Snarkling Clean

Snarkling Clean- because you don't have to cuss to make fun of stuff. Two dedicated readers discuss romance novels- from what made us weep with joy to what made us want to poke pencils through our eyeballs.

Friday, July 07, 2006

Convenient Marriage

I read Susan Crosby's Forced to the Altar recently. I was drawn to the title because I have to admit that the Marriage of Convenience (MOC from here on because I don't want to spell convenience 40 times) is one of my favorite romance storylines. I don't really like secret babies, and I can't stand amnesia victims, but the MOC I can totally appreciate.

While I enjoyed Forced to the Altar to a certain extent, it didn't quite work for me. The main reason, I think, is because the story's contemporary. I have never been able to buy a modern woman being forced into marriage. There are just too many options open to a contemporary heroine. The heroine of this particular story is a mobster's sister who has grown up sheltered under her father's, then brother's, dictatorial eye. She is hiding on this island owned by a mysterious millionaire because she turned evidence on her brother and the P.I. who helped her do it has to stash her somewhere until the trial is over. The island's owner is involved in something that may or may not be shady, of course, and our girl sticks her nose in and learns just enough to be dangerous. He won't tell her everything about his business, except that it's illegal but not necessarily criminal. He concludes that she knows enough that she could be compelled to testify against him; he forces her into marriage so she can't.

The only reason she truly accepts is because she's attracted, but he's fed her a line about divorcing in a reasonable amount of time, it will be platonic, etc., etc. My question was, why would he have to marry her? He owns this island. Everyone on it bows to his wishes. The only person who knows she's there is the P.I., and he's his best friend. So all he'd have to do is keep her there for a few months. And why would she go through with it? She's attracted, but is that enough for marriage? She's hiding anyway, so just hide a little longer. She has a cell phone and access to a computer. She could just wait until the trial's over and then call police out to the island, right? Illegalities aside, she's not at all worried that he'll hurt her, so there's no sense of menace to scare her into it. She may have been sheltered but she's not easily led. She makes a couple of attempts at escape but they're kind of half-hearted.

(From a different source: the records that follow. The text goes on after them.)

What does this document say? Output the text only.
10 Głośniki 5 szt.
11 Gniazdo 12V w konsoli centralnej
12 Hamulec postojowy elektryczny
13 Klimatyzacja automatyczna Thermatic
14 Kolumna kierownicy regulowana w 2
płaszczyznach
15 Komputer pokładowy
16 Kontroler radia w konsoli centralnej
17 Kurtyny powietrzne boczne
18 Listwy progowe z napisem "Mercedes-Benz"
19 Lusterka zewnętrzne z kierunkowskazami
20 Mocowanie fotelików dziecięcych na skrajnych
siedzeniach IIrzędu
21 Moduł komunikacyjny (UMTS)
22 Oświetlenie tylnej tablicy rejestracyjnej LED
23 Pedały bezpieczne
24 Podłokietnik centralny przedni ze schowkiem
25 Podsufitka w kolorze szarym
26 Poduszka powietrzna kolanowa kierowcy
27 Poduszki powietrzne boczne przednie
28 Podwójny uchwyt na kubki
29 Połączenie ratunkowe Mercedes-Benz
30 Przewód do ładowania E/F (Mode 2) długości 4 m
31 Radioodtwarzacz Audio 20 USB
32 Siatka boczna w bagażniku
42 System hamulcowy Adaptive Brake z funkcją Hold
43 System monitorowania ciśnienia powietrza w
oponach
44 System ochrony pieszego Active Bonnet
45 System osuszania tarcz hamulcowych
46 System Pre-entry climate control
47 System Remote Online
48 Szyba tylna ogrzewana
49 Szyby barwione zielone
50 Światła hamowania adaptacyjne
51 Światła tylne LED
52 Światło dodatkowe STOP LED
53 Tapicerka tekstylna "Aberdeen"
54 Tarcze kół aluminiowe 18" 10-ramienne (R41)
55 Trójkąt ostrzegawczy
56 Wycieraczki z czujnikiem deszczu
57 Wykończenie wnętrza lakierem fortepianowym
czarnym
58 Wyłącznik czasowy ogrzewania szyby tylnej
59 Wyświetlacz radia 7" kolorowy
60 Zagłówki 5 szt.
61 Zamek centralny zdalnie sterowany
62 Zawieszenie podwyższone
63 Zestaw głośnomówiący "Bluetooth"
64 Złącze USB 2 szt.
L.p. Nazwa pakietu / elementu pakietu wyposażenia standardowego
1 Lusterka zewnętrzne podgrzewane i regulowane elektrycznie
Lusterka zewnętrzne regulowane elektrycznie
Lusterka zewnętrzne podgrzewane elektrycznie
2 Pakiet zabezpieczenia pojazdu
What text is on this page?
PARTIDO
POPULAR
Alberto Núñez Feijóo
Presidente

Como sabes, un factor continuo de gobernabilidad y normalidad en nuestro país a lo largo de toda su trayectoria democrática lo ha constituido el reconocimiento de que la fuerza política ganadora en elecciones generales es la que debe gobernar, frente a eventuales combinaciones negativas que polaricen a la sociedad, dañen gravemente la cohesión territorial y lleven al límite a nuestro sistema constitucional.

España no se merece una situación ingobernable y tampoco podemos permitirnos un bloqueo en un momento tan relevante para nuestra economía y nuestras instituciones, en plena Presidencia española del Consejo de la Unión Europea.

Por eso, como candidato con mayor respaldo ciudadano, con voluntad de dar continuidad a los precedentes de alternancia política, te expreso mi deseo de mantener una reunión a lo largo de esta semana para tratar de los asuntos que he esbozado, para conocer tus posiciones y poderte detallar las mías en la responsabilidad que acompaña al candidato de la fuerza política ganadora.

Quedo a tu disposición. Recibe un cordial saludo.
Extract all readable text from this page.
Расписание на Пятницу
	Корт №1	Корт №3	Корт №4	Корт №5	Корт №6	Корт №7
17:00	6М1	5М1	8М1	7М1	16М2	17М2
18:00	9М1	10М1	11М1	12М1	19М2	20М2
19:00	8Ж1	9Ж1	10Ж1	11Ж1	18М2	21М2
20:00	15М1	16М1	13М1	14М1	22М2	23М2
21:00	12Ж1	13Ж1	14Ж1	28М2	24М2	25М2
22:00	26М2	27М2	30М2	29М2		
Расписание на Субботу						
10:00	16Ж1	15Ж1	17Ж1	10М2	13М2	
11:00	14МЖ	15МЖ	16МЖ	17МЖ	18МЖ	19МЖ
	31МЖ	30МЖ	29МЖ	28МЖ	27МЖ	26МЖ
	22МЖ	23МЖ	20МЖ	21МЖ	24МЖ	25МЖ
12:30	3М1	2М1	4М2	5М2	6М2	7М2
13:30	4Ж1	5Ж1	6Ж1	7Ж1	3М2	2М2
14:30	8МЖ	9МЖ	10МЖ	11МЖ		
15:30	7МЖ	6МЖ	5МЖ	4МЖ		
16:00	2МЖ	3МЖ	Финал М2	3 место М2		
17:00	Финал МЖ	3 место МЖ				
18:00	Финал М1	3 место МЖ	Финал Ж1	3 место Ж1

I think the MOC works best in historicals because, as recently as fifty years ago, there were genuine consequences for women who were caught in certain situations. A woman's reputation was literally all she had; she had to protect it. Especially if a stain on her would spread to her family. Many people were also subject to arranged marriages, and few were the daughters who resisted. Whether an angry parent or a scandal-hungry society forces heroines to the altar in historicals, I buy it. I get the concept. Women were, by and large, powerless. Employment was an iffy prospect at best, especially if the girl was from a noble class and knew nothing except how to run a house. With no money, no skills, no influence, and no one willing to help her, I can see why our heroine makes the choices she does.

I've rarely been able to buy it in contemps, though. Jayne Ann Krentz managed well in Wildest Hearts- it was a business decision that the heroine herself came up with. (It also helped that I totally fell for the hero! Ferns rule!) Business and perhaps family pressures could certainly make an MOC necessary, but I don't think I could respect a contemporary heroine who would go along with it.

Have you read any contemporary MOC's that you enjoyed?


Blogger Bernita said...

I agree.
Sounds like a Gothic Gone Wrong.
Thge only MOC plot I can think of that might work in a contemporary is one having to do with citizenship/immigration issues.

7:33 AM  
Blogger Robyn said...

True, like the story Green Card. I hadn't thought about that.

3:35 PM  
Blogger Missie said...

I have the same trouble when I read a MOC set in present day. All through the book, I keep thinking things like, "Why doesn't she call the cops? Social Services? Oprah? Somebody?" or "Why doesn't she get a job, apply for welfare, join the French Foreign Legion?" or whatever. They are very hard to buy.

MOC in historicals? I am so there, baby.